Since that time, Bretos and her firm, MIA Consulting, have helped over 40 communities set up similar housing for needy, older, and disabled adults. “It has been a win-win situation for everybody,” she says. “If someone stays home instead of going to a nursing home, that saves the state Medicaid budget millions of dollars, so the state is very happy and the residents and their families are delighted since this prevents them from having to go to a nursing home.”

Operation Pedro Pan
Born in Cuba, Bretos was just a teenager when communists took over her homeland. Fearing for their safety, many middle-class Cuban parents had their children airlifted to the United States in what was known as Operation Pedro Pan.

Bretos made the journey at the age of 14 accompanied only by her 11-year-old brother. For two years, Bretos lived in an orphanage while she waited for her parents to make the trip to the United States. “It was a very difficult moment in our lives because we found ourselves without our family—our support system—not knowing anybody and with a very uncertain future.”

Bretos’s parents eventually joined their children in the U.S. The previously middleclass family settled in Florida and worked together in the hot fields picking tomatoes to earn a living.

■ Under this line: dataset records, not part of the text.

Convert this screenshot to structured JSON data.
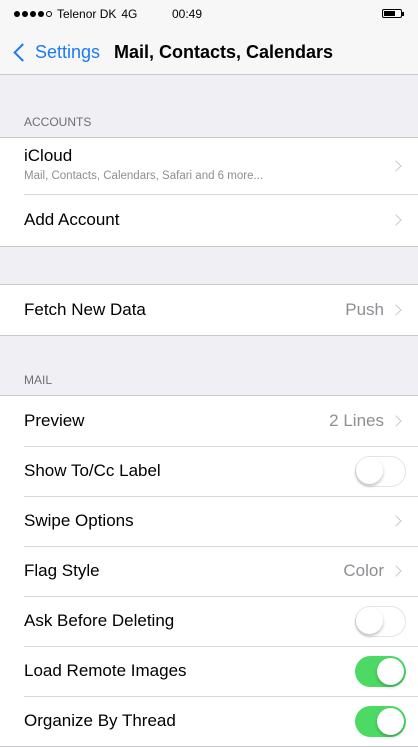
{
  "status_bar": {
    "carrier": "Telenor DK",
    "network": "4G",
    "time": "00:49"
  },
  "nav": {
    "back_label": "Settings",
    "title": "Mail, Contacts, Calendars"
  },
  "accounts": {
    "header": "ACCOUNTS",
    "icloud": {
      "label": "iCloud",
      "subtitle": "Mail, Contacts, Calendars, Safari and 6 more..."
    },
    "add_account": "Add Account"
  },
  "fetch": {
    "label": "Fetch New Data",
    "value": "Push"
  },
  "mail": {
    "header": "MAIL",
    "preview": {
      "label": "Preview",
      "value": "2 Lines"
    },
    "show_to_cc": {
      "label": "Show To/Cc Label",
      "enabled": false
    },
    "swipe_options": {
      "label": "Swipe Options"
    },
    "flag_style": {
      "label": "Flag Style",
      "value": "Color"
    },
    "ask_before_deleting": {
      "label": "Ask Before Deleting",
      "enabled": false
    },
    "load_remote_images": {
      "label": "Load Remote Images",
      "enabled": true
    },
    "organize_by_thread": {
      "label": "Organize By Thread",
      "enabled": true
    }
  },
  "colors": {
    "accent": "#1a7bf5",
    "toggle_on": "#4cd964",
    "background": "#efeff4"
  }
}
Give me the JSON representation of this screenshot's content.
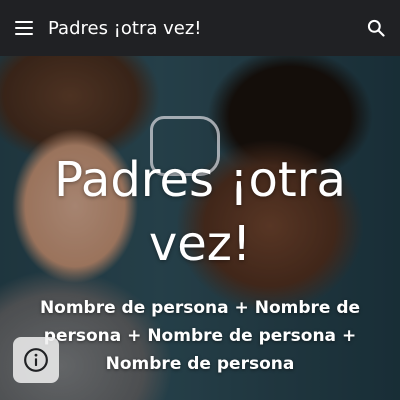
{
  "app_bar": {
    "title": "Padres ¡otra vez!",
    "menu_icon": "menu-icon",
    "search_icon": "search-icon"
  },
  "hero": {
    "title": "Padres ¡otra vez!",
    "subtitle": "Nombre de persona + Nombre de persona + Nombre de persona + Nombre de persona",
    "info_icon": "info-icon"
  },
  "colors": {
    "app_bar_bg": "#202124",
    "text": "#ffffff"
  }
}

Bretos credits this difficult time in her life with shaping the way she views the world today. “You identify yourself with the downtrodden and those who don’t have resources. You feel like you are the ideal individual to turn it around and you have the personal resources, the experience, and the resilience to make a change.”

Get off the couch!
Though Bretos works each day to make a change for thousands of needy older adults, she is impatient with the slow progress of working within the established bureaucracy. “Things don’t happen fast enough and I wish that by now, after 11 years of dedicating so much time into a project like this, everyone who is disabled or poor and living alone in this country would have the opportunity to stay home and receive care. Yet it hasn’t happened. That frustrates me a lot. A lot has been done, but there’s a lot more to be done.”

Winning The Purpose Prize was a thrill for Bretos, not just for the money or even the recognition. Bretos says, “We think of older adults as people who consume services without giving back to others, and that’s absolutely untrue. The Purpose Prize has shattered that misconception. We are only limited in our minds. I think The Purpose Prize is going to inspire a lot more people to get off that couch to do something.”